Der Leiter des kubanischen Ärzteteams Dr. Rolando Piloto sprach mit dem Minister über die Ergebnisse der ersten vier Arbeitstage vor Ort.

Die kubanischen Ärzte haben 2.517 Sprechsstunden abgehalten, 23 chirurgische Eingriffe durchgeführt und 287 Laboranalysen und 223 Ultraschallaufnahmen gemacht.

Das Hospital teilt sich in Zelte auf, in denen Sprechstunden für Pädiatrie, Gynäkologie mit Ultraschall, Orthopädie, Traumatologie und Chirurgie abgehalten werden.

Außerdem gibt es ein klinisches Labor, ein Krankenhaus mit Betten und die Apotheke, wo die Medikamente gratis ausgegeben werden.
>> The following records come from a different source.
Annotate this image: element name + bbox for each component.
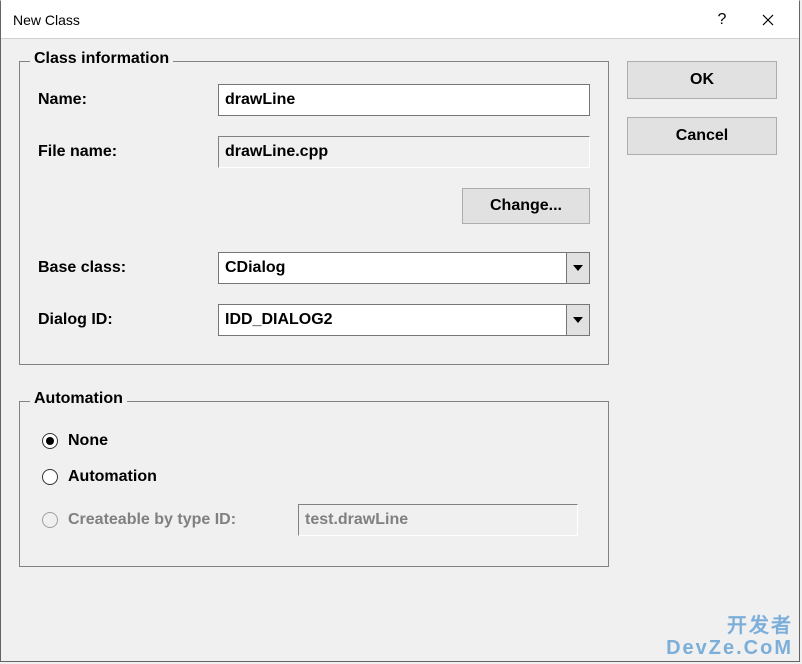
radio-none-label: None <box>68 432 108 450</box>
change-button[interactable]: Change... <box>462 188 590 224</box>
base-class-label: Base class: <box>38 259 218 277</box>
filename-label: File name: <box>38 143 218 161</box>
chevron-down-icon <box>573 317 583 323</box>
radio-typeid-indicator <box>42 512 58 528</box>
class-info-legend: Class information <box>30 50 173 68</box>
help-button[interactable]: ? <box>699 5 745 35</box>
radio-automation[interactable]: Automation <box>42 468 590 486</box>
watermark: 开发者 DevZe.CoM <box>666 615 793 659</box>
close-button[interactable] <box>745 5 791 35</box>
watermark-line2: DevZe.CoM <box>666 637 793 659</box>
name-input[interactable] <box>218 84 590 116</box>
radio-typeid-label: Createable by type ID: <box>68 511 298 529</box>
radio-typeid: Createable by type ID: test.drawLine <box>42 504 590 536</box>
name-label: Name: <box>38 91 218 109</box>
dialog-id-input[interactable] <box>218 304 566 336</box>
ok-button[interactable]: OK <box>627 61 777 99</box>
typeid-input: test.drawLine <box>298 504 578 536</box>
new-class-dialog: New Class ? Class information Name: File… <box>0 0 800 662</box>
window-title: New Class <box>13 12 699 28</box>
automation-group: Automation None Automation Createable by… <box>19 401 609 567</box>
radio-none[interactable]: None <box>42 432 590 450</box>
radio-automation-label: Automation <box>68 468 157 486</box>
radio-automation-indicator <box>42 469 58 485</box>
base-class-dropdown-button[interactable] <box>566 252 590 284</box>
dialog-buttons: OK Cancel <box>627 61 777 155</box>
dialog-id-combo[interactable] <box>218 304 590 336</box>
filename-display: drawLine.cpp <box>218 136 590 168</box>
dialog-id-label: Dialog ID: <box>38 311 218 329</box>
base-class-input[interactable] <box>218 252 566 284</box>
chevron-down-icon <box>573 265 583 271</box>
base-class-combo[interactable] <box>218 252 590 284</box>
dialog-id-dropdown-button[interactable] <box>566 304 590 336</box>
automation-legend: Automation <box>30 390 127 408</box>
titlebar: New Class ? <box>1 1 799 39</box>
help-icon: ? <box>718 11 727 29</box>
cancel-button[interactable]: Cancel <box>627 117 777 155</box>
watermark-line1: 开发者 <box>727 615 793 637</box>
class-information-group: Class information Name: File name: drawL… <box>19 61 609 365</box>
radio-none-indicator <box>42 433 58 449</box>
close-icon <box>762 14 774 26</box>
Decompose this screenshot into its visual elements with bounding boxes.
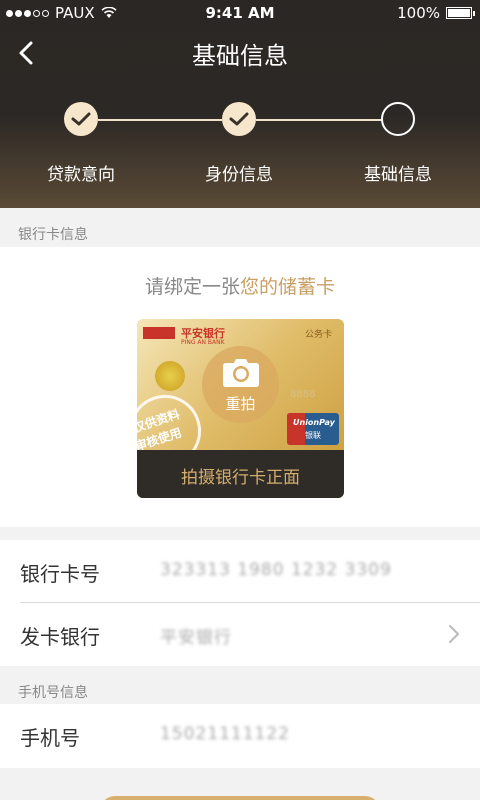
card-info-form: 银行卡号 323313 1980 1232 3309 发卡银行 平安银行 [0, 540, 480, 666]
chevron-right-icon [449, 625, 459, 643]
phone-value[interactable]: 15021111122 [160, 724, 290, 744]
bind-prompt-highlight: 您的储蓄卡 [240, 276, 336, 298]
card-number-fragment: 8888 [290, 389, 316, 400]
capture-card-front-button[interactable]: 拍摄银行卡正面 [137, 450, 344, 498]
bind-prompt-prefix: 请绑定一张 [144, 276, 240, 298]
step-connector [98, 119, 222, 121]
step-2-label: 身份信息 [205, 165, 273, 185]
progress-stepper: 贷款意向 身份信息 基础信息 [0, 100, 480, 190]
header: PAUX 9:41 AM 100% 基础信息 贷款意向 身份信息 基础信息 [0, 0, 480, 208]
page-title: 基础信息 [192, 42, 288, 70]
bank-card-photo[interactable]: 平安银行 PING AN BANK 公务卡 8888 UnionPay 银联 仅… [137, 319, 344, 498]
card-number-row[interactable]: 银行卡号 323313 1980 1232 3309 [0, 540, 480, 602]
card-number-label: 银行卡号 [20, 562, 100, 586]
step-3-indicator [381, 102, 415, 136]
battery-icon [446, 7, 475, 19]
card-number-value[interactable]: 323313 1980 1232 3309 [160, 560, 392, 580]
issuing-bank-row[interactable]: 发卡银行 平安银行 [0, 603, 480, 665]
bank-logo-badge [143, 327, 175, 339]
issuing-bank-value: 平安银行 [160, 628, 232, 648]
step-2-indicator [222, 102, 256, 136]
step-connector [256, 119, 382, 121]
check-icon [71, 112, 91, 126]
card-chip-icon [155, 361, 185, 391]
phone-label: 手机号 [20, 726, 80, 750]
bind-card-prompt: 请绑定一张您的储蓄卡 [0, 272, 480, 299]
status-bar: PAUX 9:41 AM 100% [0, 0, 480, 26]
battery-percent: 100% [397, 4, 440, 22]
camera-icon [223, 359, 259, 387]
card-type: 公务卡 [304, 330, 332, 340]
check-icon [229, 112, 249, 126]
submit-button[interactable] [100, 796, 380, 800]
phone-section-label: 手机号信息 [18, 685, 88, 701]
step-1-indicator [64, 102, 98, 136]
status-right: 100% [397, 4, 475, 22]
retake-label: 重拍 [225, 395, 256, 413]
step-3-label: 基础信息 [364, 165, 432, 185]
capture-card-front-label: 拍摄银行卡正面 [181, 468, 300, 488]
phone-form: 手机号 15021111122 [0, 704, 480, 768]
phone-row[interactable]: 手机号 15021111122 [0, 704, 480, 766]
issuing-bank-label: 发卡银行 [20, 625, 100, 649]
retake-button[interactable]: 重拍 [202, 346, 279, 423]
unionpay-logo: UnionPay 银联 [287, 413, 339, 445]
unionpay-text: UnionPay [293, 418, 335, 427]
card-bank-name-en: PING AN BANK [181, 339, 225, 346]
bank-card-section-label: 银行卡信息 [18, 227, 88, 243]
step-1-label: 贷款意向 [47, 165, 115, 185]
unionpay-cn-text: 银联 [305, 431, 321, 440]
Narro sprach mit den Brigademitgliedern aus Kuba, die zum Internationalen Kontingent des für Situationen der Katastrophen und Schweren Epidemien spezialisierten Ärzten gehören, das bereits in 20 Ländern gearbeitet hat.

Der mexikanische Gesundheitsminister erinnerte an die freundschaftlichen Bindungen, die Mexiko und Kuba einen undsandte Präsident Raúl Castro und dem kubanischen Gesundheitsminister Roberto Morales ein Anerkennungsschreiben für die solidarische Antwort nach dem Erdbeben, das vor allem in Oaxaca und Chiapas fast 90 Tote forderte.